Every tree that survives the first level becomes Illuminar's ally in the second: The Vaults. Here the player enters a five-level side-view map of a crypt filled with spider eggs. Using the wisp, the player selects trees and moves them over the coffins where their roots grow into the roof of them and eventually break through to crush the eggs below. If they take too long, spiders will hatch and attack the trees until the wisp kills them. Occasionally the Hands of Fate descend from the roof, picking up anything below them and sometimes dropping prizes.

The player must move through the vaults while all of this takes place, capturing question-mark prizes in order to extend ladders needed to reach lower levels. On this level, moving the joystick normally moves Illuminar, but holding down the fire button freezes him in place and moves the wisp instead.

===The Graveyard===
The final confrontation between Illuminar and Tetragorn takes place in a graveyard. Gravestones appear that must be destroyed by walking over them in order to prevent Tetragorn from emerging. When he does, (there are always enough gravestones to ensure this) he shoots trails of fire that injure Illuminar as he moves about. Any spider eggs that were not destroyed in the vaults also turn into spiders which attack Illuminar. The wisp can be used to banish either enemy, although while it is in use, Illuminar remains fixed in place.

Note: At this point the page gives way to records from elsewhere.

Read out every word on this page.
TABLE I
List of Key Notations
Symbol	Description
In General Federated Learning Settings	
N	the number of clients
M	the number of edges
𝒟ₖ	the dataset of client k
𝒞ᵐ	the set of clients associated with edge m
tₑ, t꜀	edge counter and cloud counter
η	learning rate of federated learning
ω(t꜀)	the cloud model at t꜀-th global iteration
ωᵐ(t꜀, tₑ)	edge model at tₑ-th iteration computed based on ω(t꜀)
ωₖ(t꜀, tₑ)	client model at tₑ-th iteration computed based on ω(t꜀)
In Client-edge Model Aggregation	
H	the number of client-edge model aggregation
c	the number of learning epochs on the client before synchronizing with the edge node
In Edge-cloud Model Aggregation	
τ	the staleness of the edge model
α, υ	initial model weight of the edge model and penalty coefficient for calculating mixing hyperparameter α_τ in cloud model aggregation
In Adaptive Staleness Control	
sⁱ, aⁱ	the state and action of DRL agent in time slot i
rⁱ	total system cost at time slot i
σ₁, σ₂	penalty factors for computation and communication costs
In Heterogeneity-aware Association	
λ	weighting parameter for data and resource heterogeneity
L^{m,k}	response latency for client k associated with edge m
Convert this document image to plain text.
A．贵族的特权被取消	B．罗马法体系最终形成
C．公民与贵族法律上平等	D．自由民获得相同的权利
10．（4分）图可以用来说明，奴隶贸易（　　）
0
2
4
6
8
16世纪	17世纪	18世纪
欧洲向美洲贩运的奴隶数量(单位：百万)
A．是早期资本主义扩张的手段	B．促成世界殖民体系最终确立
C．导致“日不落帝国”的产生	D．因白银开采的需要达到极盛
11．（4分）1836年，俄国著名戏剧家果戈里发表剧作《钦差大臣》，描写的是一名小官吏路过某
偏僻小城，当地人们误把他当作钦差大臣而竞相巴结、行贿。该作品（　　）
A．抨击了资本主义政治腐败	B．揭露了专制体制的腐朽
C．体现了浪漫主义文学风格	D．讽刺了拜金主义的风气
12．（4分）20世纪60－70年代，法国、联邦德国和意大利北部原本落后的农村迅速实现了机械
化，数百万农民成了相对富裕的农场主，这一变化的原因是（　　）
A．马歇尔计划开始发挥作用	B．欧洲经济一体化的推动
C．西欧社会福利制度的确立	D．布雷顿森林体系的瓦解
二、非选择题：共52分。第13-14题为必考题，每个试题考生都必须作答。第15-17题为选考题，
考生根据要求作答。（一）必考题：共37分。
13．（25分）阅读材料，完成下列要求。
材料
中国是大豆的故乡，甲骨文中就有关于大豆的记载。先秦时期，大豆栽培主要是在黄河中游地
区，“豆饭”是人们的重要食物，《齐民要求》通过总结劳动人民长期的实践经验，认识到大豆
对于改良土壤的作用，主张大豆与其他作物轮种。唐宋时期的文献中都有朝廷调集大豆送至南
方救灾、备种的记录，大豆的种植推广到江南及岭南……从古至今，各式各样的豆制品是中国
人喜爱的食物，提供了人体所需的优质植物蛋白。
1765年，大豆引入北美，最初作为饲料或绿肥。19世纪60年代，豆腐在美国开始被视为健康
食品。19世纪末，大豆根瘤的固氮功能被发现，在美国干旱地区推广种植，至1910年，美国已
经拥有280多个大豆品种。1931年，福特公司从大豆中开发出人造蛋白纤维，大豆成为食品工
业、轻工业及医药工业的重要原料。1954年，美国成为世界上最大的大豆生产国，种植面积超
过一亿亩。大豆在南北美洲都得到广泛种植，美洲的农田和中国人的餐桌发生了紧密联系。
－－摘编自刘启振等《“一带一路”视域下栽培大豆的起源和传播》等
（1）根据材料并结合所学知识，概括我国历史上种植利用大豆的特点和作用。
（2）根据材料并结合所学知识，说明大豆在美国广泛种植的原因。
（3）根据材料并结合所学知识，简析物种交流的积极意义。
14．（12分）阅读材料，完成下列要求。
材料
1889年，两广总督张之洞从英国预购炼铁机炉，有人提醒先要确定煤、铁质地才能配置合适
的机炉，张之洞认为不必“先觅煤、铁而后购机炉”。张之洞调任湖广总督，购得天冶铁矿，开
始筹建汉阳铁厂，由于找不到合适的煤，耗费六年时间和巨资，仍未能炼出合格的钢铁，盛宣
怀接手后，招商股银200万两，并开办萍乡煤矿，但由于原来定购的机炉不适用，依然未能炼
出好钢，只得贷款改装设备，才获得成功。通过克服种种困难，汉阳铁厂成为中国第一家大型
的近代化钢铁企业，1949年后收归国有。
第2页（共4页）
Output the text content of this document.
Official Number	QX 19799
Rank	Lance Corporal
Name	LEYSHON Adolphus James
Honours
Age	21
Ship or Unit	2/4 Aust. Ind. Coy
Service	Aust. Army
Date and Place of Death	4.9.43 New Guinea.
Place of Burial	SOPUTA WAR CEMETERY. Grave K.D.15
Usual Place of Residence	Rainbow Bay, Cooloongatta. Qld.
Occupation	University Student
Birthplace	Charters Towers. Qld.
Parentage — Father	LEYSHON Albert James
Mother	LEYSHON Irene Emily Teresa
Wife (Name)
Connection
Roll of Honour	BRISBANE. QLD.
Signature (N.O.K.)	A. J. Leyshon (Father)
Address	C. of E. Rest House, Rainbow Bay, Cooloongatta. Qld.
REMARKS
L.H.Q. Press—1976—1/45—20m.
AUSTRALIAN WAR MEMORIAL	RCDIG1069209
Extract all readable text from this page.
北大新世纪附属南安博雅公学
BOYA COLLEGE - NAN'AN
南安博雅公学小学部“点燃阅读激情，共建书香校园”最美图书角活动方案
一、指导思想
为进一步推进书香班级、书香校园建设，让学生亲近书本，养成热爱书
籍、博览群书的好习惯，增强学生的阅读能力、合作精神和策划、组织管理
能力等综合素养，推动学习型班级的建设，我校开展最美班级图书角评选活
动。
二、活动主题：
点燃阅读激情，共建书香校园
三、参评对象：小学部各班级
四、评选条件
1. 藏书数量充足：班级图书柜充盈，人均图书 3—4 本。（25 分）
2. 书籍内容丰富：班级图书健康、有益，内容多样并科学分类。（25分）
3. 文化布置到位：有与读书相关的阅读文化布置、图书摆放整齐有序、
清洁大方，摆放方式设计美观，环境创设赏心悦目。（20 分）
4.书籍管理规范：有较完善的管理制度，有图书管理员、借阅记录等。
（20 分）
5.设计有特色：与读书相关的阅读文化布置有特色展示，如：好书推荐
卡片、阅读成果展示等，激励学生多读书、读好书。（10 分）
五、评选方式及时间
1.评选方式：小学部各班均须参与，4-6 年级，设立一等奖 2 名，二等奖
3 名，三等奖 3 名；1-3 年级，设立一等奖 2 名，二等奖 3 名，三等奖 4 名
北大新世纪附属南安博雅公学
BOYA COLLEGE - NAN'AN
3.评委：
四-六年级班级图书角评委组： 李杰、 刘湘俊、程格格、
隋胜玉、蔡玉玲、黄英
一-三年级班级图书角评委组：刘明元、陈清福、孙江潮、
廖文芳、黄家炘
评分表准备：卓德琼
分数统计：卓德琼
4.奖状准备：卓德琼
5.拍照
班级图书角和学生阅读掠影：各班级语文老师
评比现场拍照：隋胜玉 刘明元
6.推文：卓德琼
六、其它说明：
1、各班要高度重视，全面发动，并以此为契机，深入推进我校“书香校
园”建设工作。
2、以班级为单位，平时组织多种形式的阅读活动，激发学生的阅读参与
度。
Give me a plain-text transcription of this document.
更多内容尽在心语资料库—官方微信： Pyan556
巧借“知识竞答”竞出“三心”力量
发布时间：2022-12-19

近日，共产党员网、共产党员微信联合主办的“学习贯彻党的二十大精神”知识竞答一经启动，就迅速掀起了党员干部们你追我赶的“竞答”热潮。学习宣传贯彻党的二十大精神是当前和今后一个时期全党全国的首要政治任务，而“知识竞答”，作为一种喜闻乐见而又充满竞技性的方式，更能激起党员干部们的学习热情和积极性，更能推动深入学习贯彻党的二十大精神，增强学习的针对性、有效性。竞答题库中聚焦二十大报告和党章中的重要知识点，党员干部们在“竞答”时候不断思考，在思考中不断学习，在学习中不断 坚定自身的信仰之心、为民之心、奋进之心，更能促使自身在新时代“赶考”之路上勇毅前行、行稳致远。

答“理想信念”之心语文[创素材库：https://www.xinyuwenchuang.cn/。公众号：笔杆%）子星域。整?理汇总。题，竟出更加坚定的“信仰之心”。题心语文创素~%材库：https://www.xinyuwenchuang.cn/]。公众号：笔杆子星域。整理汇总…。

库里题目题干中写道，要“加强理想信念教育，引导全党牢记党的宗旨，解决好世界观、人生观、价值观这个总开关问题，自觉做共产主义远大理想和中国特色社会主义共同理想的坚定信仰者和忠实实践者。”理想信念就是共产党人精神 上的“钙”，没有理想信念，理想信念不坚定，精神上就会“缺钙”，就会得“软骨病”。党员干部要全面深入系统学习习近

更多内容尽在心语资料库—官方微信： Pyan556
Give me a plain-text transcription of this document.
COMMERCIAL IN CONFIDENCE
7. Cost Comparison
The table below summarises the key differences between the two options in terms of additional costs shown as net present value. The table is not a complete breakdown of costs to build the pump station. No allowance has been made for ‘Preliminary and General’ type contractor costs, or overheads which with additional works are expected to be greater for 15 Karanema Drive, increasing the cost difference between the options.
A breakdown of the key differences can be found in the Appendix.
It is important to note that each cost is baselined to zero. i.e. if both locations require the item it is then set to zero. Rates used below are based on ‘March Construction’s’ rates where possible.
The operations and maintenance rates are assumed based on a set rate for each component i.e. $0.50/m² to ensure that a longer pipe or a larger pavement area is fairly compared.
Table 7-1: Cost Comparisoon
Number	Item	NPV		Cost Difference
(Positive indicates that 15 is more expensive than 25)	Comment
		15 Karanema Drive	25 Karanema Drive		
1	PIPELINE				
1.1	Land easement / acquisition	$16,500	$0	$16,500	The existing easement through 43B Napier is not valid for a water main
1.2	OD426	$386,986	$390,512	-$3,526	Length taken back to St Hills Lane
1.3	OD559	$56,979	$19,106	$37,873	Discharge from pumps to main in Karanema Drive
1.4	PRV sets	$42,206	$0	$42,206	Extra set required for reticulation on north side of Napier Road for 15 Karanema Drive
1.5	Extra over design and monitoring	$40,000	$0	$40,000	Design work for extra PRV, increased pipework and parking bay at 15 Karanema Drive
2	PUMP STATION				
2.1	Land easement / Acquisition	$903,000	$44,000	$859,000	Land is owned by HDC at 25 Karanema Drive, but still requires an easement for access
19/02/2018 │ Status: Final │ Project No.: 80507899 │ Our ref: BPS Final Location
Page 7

Each hit by any enemy on Illuminar reduces his power and eventually kills him, although the occasional appearance of small rings of power will improve his life force again.

==Reception==
Hosea Battles Jr reviewed the game for Computer Gaming World and stated that "This is definitely one of the best games in the Synapse line for the Atari. Even the best arcader will have a difficult time defeating the wizard and reaching level five of Act Three."

Necromancer was noted for its oddball concepts and frenetic gameplay. Creative Computing said that it "is one of the strangest, yet most imaginative, games I have ever played on the Atari computer", and "well-conceived and beautifully implemented. The sound and graphics are out of this world". Agreeing on its strangeness, InfoWorld's Essential Guide to Atari Computers cited it as a "winner". Brian Bagnall considered it one of William's most notable releases on the Atari, among a notable career. It remains a common fixture of articles on retro gaming.